1630 – Tie up Oceanside Yacht club; guest moorage available and reciprocals accepted. Up to the Yacht club for drinks and then a short walk around “Pirate Days.” Vendors lined the entire quay, dressed in variety of pirate costumes; some looking a little too authentic. Oceanside is a deceptively large marina with two basins. Upon returning to the boat we saw one of the brigantines depart. The wind had kicked up a little, as well as the seas. As the ship rounded the jetty at dusk, heading north, you could see him pitch fore and aft. His great bowsprit pointing nearly vertical then disappearing behind the jetty leaving only the tops of his masts visible; another pitch and the great bowsprit came into view only to disappear again. The motion continued with perceptible progress north until, as the sunset and night cast its long shadow, the ship disappeared into the obscurity of another time.

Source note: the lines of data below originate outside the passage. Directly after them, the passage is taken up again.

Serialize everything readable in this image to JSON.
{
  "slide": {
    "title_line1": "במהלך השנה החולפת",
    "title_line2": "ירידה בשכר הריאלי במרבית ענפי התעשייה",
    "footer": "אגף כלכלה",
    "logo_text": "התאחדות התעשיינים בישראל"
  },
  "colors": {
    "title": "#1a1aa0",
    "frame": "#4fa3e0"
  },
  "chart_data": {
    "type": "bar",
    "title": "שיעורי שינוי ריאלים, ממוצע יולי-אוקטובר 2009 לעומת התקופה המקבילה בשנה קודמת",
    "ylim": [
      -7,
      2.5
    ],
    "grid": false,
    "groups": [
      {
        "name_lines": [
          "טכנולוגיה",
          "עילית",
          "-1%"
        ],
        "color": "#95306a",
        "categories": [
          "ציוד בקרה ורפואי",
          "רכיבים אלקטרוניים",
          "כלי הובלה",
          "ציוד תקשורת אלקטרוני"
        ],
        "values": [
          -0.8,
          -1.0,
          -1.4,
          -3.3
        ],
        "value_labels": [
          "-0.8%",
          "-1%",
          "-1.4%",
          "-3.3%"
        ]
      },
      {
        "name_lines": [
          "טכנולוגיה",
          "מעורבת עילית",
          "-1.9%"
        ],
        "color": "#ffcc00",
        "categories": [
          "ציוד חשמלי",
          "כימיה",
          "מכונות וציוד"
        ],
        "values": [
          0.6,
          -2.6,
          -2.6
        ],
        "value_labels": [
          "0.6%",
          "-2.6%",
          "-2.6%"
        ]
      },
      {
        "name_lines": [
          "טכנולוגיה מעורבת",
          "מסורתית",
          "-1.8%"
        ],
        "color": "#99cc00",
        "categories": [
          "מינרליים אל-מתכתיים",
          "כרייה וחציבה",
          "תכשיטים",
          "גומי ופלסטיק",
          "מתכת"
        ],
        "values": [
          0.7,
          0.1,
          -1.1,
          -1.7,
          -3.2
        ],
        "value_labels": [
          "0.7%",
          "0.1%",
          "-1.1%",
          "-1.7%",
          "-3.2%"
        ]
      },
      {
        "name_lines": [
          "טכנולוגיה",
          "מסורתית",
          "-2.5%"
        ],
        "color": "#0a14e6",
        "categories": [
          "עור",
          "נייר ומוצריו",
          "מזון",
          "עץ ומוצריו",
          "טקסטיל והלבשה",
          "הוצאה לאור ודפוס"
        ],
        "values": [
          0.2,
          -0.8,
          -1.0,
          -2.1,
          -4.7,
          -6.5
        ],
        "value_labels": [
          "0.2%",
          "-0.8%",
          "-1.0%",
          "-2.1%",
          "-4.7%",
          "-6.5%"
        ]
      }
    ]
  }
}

Monday, September 17, 2007
1000 – Depart Oceanside for San Diego; slight overcast (marine layer); winds 5-10 knots from the south; skies cleared and wind died – motored all the way to San Diego, past Carlsbad, La Jolla, Mission Beach, Ocean Beach and around Pt. Loma; heavy kelp beds around Pt. Loma (had to back up several times to shake the kelp from the prop). A U.S. Navy submarine was entering San Diego Bay just as we were. He had only a Coast Guard RIB and Navy Security boat as and escort. Remember up in Straits of Juan de Fuca and the CG Cutter that had come all the way across the Strait to tell us to alter course; we could barely see the sub up there and down here, the sub was within shouting distance … go figure. A barge came out to meet the sub; a gangplank was thrown between the two ships and a working party started to offload supplies from the barge to the sub. By the time we had rounded Naval Air Station, North Island the sub had turned around as was headed out to sea again. San Diego is a big harbor and it took us two hours to get from Pt. Loma to Fiddlers Cove Marina (just beyond the Coronado Bridge).
1830 – Dock at Fiddlers Cove Marina (this will be our home for the next six weeks). We have navigated the entire west coast of the Untied States coming 1542 nautical miles; spent the last 55 days on the boat; spent 260 hours of motoring; burned 176.7 gallons of fuel; used 3.2 gallons of propane; performed two oil changes, three engine cooling repairs; drained the overfilled transmission; tightened a loose fuel filter, a dripless packing gland and repaired a leaking anchor locker. We stopped in 26 harbors, spent $845.00 on moorage and participated in one potluck dinner … not a bad set of figures.